Now you’ve moved out and got yourself your own place. Sure, the moat’s in rough shape and the stables are a writeoff, but at least it reflects your personality and your taste. You’ve got a new responsibility and can do anything you want: put purple tapestries on the stone walls, hold court with new boyfriends, or skip the castle kitchen to go out for turkey drumsticks and a few glasses of mead.
Long live the king. Long live the queen.
Long live your new kingdom of
AWESOME!
#100 Seeing your parents dance
My dad might be Austin Powers.
When you open his closet it’s like being transported straight into the 1960s prom scene. Dark velour suits, purple polka-dot ties, and frilly shirts hang beside each other like dusty friends from days gone by. “Can you spare some mothballs?” I picture a silk shirt saying to a velvet vest. “I’m not going to make it otherwise.”
My dad was a high school teacher for the first thirty years after he came to Canada and he loved chaperoning school dances and bringing my mom along.
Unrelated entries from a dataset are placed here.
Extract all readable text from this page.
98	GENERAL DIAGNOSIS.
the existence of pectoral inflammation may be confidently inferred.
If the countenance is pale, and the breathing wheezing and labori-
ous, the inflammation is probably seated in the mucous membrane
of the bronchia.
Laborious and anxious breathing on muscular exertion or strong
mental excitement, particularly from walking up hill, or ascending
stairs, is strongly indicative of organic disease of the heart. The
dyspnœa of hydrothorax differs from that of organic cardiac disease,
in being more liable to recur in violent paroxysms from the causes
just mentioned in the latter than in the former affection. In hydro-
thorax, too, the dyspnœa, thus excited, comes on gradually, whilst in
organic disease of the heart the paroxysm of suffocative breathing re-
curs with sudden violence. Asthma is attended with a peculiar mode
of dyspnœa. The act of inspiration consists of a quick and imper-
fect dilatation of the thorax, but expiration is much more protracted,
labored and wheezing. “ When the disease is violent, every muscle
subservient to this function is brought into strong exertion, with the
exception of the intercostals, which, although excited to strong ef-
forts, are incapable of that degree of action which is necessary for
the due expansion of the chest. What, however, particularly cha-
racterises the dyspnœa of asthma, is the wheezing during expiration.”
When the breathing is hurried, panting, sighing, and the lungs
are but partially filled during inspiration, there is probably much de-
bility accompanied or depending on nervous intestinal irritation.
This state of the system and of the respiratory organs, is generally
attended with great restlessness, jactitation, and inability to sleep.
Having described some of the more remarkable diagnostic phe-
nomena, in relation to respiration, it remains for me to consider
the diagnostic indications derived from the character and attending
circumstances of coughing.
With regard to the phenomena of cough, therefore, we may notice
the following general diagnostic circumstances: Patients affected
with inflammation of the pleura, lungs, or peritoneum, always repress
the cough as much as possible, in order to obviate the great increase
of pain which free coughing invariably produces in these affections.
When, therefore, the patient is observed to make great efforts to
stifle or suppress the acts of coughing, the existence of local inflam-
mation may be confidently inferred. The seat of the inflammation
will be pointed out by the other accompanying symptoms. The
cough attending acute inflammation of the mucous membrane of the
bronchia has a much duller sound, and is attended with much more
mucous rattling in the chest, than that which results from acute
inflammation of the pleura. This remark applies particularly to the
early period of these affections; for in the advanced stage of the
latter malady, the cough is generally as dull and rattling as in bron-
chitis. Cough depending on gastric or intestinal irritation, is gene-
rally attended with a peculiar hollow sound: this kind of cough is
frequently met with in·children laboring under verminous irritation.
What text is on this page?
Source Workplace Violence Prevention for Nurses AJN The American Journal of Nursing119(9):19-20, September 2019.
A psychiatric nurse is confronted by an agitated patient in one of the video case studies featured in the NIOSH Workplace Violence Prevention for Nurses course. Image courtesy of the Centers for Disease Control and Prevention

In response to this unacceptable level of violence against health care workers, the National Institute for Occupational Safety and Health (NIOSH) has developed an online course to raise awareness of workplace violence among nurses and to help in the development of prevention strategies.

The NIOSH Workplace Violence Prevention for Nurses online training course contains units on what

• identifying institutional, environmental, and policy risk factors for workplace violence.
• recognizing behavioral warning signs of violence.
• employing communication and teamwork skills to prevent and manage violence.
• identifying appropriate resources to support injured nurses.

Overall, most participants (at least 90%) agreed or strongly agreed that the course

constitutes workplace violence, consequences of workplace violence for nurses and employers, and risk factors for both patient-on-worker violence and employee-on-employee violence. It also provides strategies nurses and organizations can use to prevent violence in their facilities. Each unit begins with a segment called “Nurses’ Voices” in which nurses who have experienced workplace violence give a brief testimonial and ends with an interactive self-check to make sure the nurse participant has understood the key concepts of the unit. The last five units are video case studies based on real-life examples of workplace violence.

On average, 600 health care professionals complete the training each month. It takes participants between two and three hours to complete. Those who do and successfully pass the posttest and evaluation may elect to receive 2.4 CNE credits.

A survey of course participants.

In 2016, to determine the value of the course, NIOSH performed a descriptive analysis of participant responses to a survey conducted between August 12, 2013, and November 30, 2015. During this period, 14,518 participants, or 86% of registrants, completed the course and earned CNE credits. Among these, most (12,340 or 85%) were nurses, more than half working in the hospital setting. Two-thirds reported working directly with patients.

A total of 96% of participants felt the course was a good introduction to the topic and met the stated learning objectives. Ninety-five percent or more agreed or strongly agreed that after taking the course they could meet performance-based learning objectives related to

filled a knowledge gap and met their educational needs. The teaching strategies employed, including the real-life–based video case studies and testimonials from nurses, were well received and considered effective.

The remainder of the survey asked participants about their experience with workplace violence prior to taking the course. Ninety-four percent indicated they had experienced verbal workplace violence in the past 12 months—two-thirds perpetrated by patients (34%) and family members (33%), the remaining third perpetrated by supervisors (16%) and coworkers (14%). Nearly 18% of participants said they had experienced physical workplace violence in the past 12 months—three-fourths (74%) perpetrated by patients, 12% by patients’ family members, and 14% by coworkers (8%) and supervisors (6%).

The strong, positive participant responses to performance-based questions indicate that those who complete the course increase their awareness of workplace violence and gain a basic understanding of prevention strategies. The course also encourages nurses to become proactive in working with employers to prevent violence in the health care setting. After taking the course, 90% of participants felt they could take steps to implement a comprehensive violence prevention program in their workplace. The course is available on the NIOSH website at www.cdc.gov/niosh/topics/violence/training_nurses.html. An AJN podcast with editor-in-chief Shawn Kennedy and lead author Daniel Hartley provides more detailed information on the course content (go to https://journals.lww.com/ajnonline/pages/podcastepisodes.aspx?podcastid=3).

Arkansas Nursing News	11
They would swirl and twirl with big smiles on their faces as they slid their slippery shoes across sandy gym floors deep into the high school crowd.
Like most kids, my sister and I almost always saw my parents in the context of us. Reading Berenstain Bears before bed, swerving station wagons to school, or boiling macaroni for dinner, they were always there, starring in their forever-long feature roles of Mom and Dad.
I think that’s why it’s beautiful seeing your parents dance.
When they slip into an embrace on the dance floor at a wedding they suddenly dissolve out of your world and into their own. They’re not parents but people in love. It’s like getting a window into their first dates and their falling in love … with you spying from the sidelines or just smiling from above.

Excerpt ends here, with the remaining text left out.